Soltanto allora accese la luce.
— Credi davvero che qui saremo al sicuro? — gli chiese Jane. Incorniciata da quei capelli dilettantescamente ossigenati il suo volto appariva minuto e sbarazzino.
— Sempre più al sicuro che altrove — rispose lui. — Non credo che conoscano ancora il mio indirizzo. — Corrugò la fronte. — Cosa credi che li abbia tanto spaventati alla fine?
— Non mi sono accorta che fossero spaventati per qualcosa — rispose Jane.
— C’erano quegli uomini in impermeabile — lui le spiegò mentre lo sguardo di Jane andava istintivamente alla porta chiusa con il catenaccio.
— Preparo qualcosa da bere — disse Carr.
In bagno, mentre aggiungeva acqua al Whisky, ricordò la testa e il collo taurini, immobili, della creatura che aveva guidato il tassi quand’erano sgusciati fuori ad un semaforo rosso all’incrocio fra La Salle e Grand. Ogni cosa intorno a lui stava assumendo un aspetto distorto e orribilmente compatto.

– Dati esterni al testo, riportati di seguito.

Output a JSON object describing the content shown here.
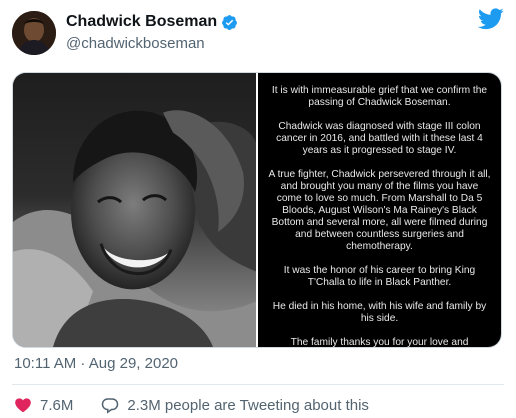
{
  "author": {
    "display_name": "Chadwick Boseman",
    "handle": "@chadwickboseman",
    "verified_icon": "verified-badge-icon",
    "avatar_icon": "profile-avatar"
  },
  "brand": {
    "logo_icon": "twitter-bird-icon",
    "color": "#1d9bf0"
  },
  "media": {
    "photo": "portrait-photo",
    "statement_paragraphs": [
      "It is with immeasurable grief that we confirm the passing of Chadwick Boseman.",
      "Chadwick was diagnosed with stage III colon cancer in 2016, and battled with it these last 4 years as it progressed to stage IV.",
      "A true fighter, Chadwick persevered through it all, and brought you many of the films you have come to love so much. From Marshall to Da 5 Bloods, August Wilson's Ma Rainey's Black Bottom and several more, all were filmed during and between countless surgeries and chemotherapy.",
      "It was the honor of his career to bring King T'Challa to life in Black Panther.",
      "He died in his home, with his wife and family by his side.",
      "The family thanks you for your love and"
    ]
  },
  "tweet": {
    "timestamp": "10:11 AM · Aug 29, 2020"
  },
  "footer": {
    "likes": {
      "icon": "heart-icon",
      "count": "7.6M",
      "color": "#e0245e"
    },
    "conversation": {
      "icon": "reply-bubble-icon",
      "text": "2.3M people are Tweeting about this"
    }
  }
}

Gli pareva impossibile, in un universo di meccanismi recalcitranti, di essere in grado di svitare senza difficoltà il tappo d’una bottiglia di whisky, di aprire e chiudere un rubinetto, perfino di riuscire a spingere da parte quell’aria così densa mentre, con lo squallido pavimento bianco che pareva oscillargli sotto i piedi, lottava in preda alle vertigini per uscire dal bagno e rientrare in camera da letto.
Jane si precipitò verso di lui.
— È tutto impossibile — dichiarò lui rantolando. — Siamo pazzi tutti e due.

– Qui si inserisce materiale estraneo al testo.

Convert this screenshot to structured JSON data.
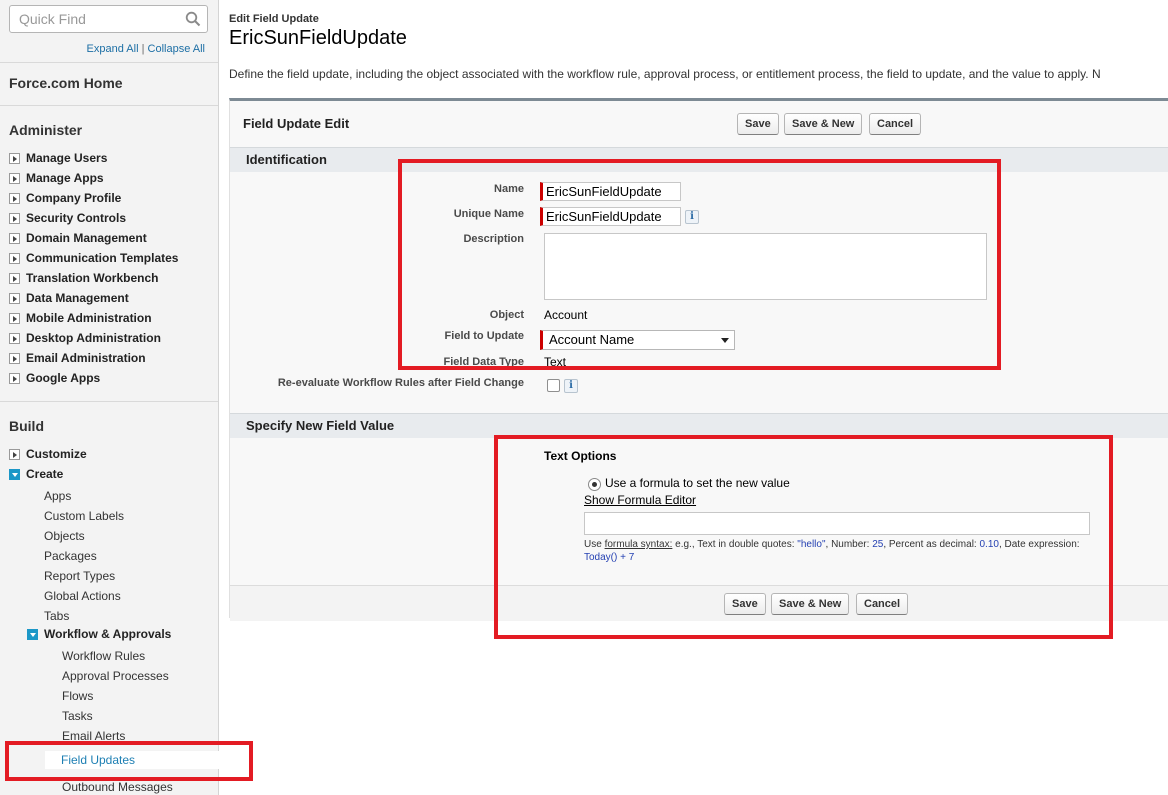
{
  "sidebar": {
    "search_placeholder": "Quick Find",
    "expand_all": "Expand All",
    "separator": "|",
    "collapse_all": "Collapse All",
    "home": "Force.com Home",
    "administer_heading": "Administer",
    "administer_items": [
      "Manage Users",
      "Manage Apps",
      "Company Profile",
      "Security Controls",
      "Domain Management",
      "Communication Templates",
      "Translation Workbench",
      "Data Management",
      "Mobile Administration",
      "Desktop Administration",
      "Email Administration",
      "Google Apps"
    ],
    "build_heading": "Build",
    "customize": "Customize",
    "create": "Create",
    "create_items": [
      "Apps",
      "Custom Labels",
      "Objects",
      "Packages",
      "Report Types",
      "Global Actions",
      "Tabs"
    ],
    "workflow": "Workflow & Approvals",
    "workflow_items": [
      "Workflow Rules",
      "Approval Processes",
      "Flows",
      "Tasks",
      "Email Alerts",
      "Field Updates",
      "Outbound Messages"
    ]
  },
  "header": {
    "breadcrumb": "Edit Field Update",
    "title": "EricSunFieldUpdate",
    "description": "Define the field update, including the object associated with the workflow rule, approval process, or entitlement process, the field to update, and the value to apply. N"
  },
  "panel": {
    "title": "Field Update Edit",
    "save": "Save",
    "save_new": "Save & New",
    "cancel": "Cancel"
  },
  "identification": {
    "heading": "Identification",
    "name_label": "Name",
    "name_value": "EricSunFieldUpdate",
    "unique_label": "Unique Name",
    "unique_value": "EricSunFieldUpdate",
    "description_label": "Description",
    "object_label": "Object",
    "object_value": "Account",
    "field_label": "Field to Update",
    "field_value": "Account Name",
    "datatype_label": "Field Data Type",
    "datatype_value": "Text",
    "reevaluate_label": "Re-evaluate Workflow Rules after Field Change",
    "info_glyph": "i"
  },
  "new_value": {
    "heading": "Specify New Field Value",
    "text_options": "Text Options",
    "radio_label": "Use a formula to set the new value",
    "formula_link": "Show Formula Editor",
    "hint_use": "Use ",
    "hint_syntax": "formula syntax:",
    "hint_text1": " e.g., Text in double quotes: ",
    "hint_hello": "\"hello\"",
    "hint_text2": ", Number: ",
    "hint_num": "25",
    "hint_text3": ", Percent as decimal: ",
    "hint_pct": "0.10",
    "hint_text4": ", Date expression: ",
    "hint_date": "Today() + 7"
  },
  "colors": {
    "highlight": "#e31b23",
    "accent": "#1b97c7",
    "required": "#cc0000"
  }
}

Lei gli afferrò con una energica stretta il braccio sopra il gomito. — L’ho detto molte volte a Fred — replico impietosa. — E a me stessa.
Carr strizzò le palpebre. Il pavimento si stabilizzò sotto di lui: Jane gli prese uno dei bicchieri colmi. Lui ingurgitò una sorsata dall’altro.
— Una folle illusione potrebbe venir condivisa… — cominciò.
Lei si limitò a guardarlo.
— Ma se non siamo pazzi — continuò lui tormentandosi — cos’è che ha creato il mondo in questo modo? Sono state forse le macchine a contagiare gli uomini trasformandoli in cose simili a loro? Oppure il credo dell’uomo in un universo completamente materialistico l’ha ridotto così? Oppure… — esitò — il mondo è sempre stato così: un insignificante giocattolo meccanico?
Jane scrollò le spalle.
— Ma perché dovremmo essere noi quelli che si sono svegliati? — proseguì Carr con crescente agitazione. — Perché, fra tanti miliardi, dovremmo essere stati noi a sviluppare una mente e a diventare consapevoli?
— Non lo so — lei rispose.
— Se soltanto sapessimo com’è accaduto a noi, potremmo avere qualche idea… — Carr la guardò. — Jane — disse — a te com’è successo? Qual è stata la prima volta che l’hai scoperto?
— È una lunga storia…
— Raccontamela.
— …e non sono sicura che spieghi qualcosa.
Lei lo guardò pensierosa. — D’accordo — annuì con voce sommessa. Si sedette sull’orlo del letto, con una sorta di gesto perentorio, e sorseggiò il suo bicchiere. — Devi pensare alla mia infanzia — cominciò — come a una educazione vuota, iperprotettiva, da classe media, in un appartamento in città. Devi pensarmi infelice, spaventata e sola, con poche amiche che giudicavo sciocche e ignoranti e allo stesso tempo più in gamba di me.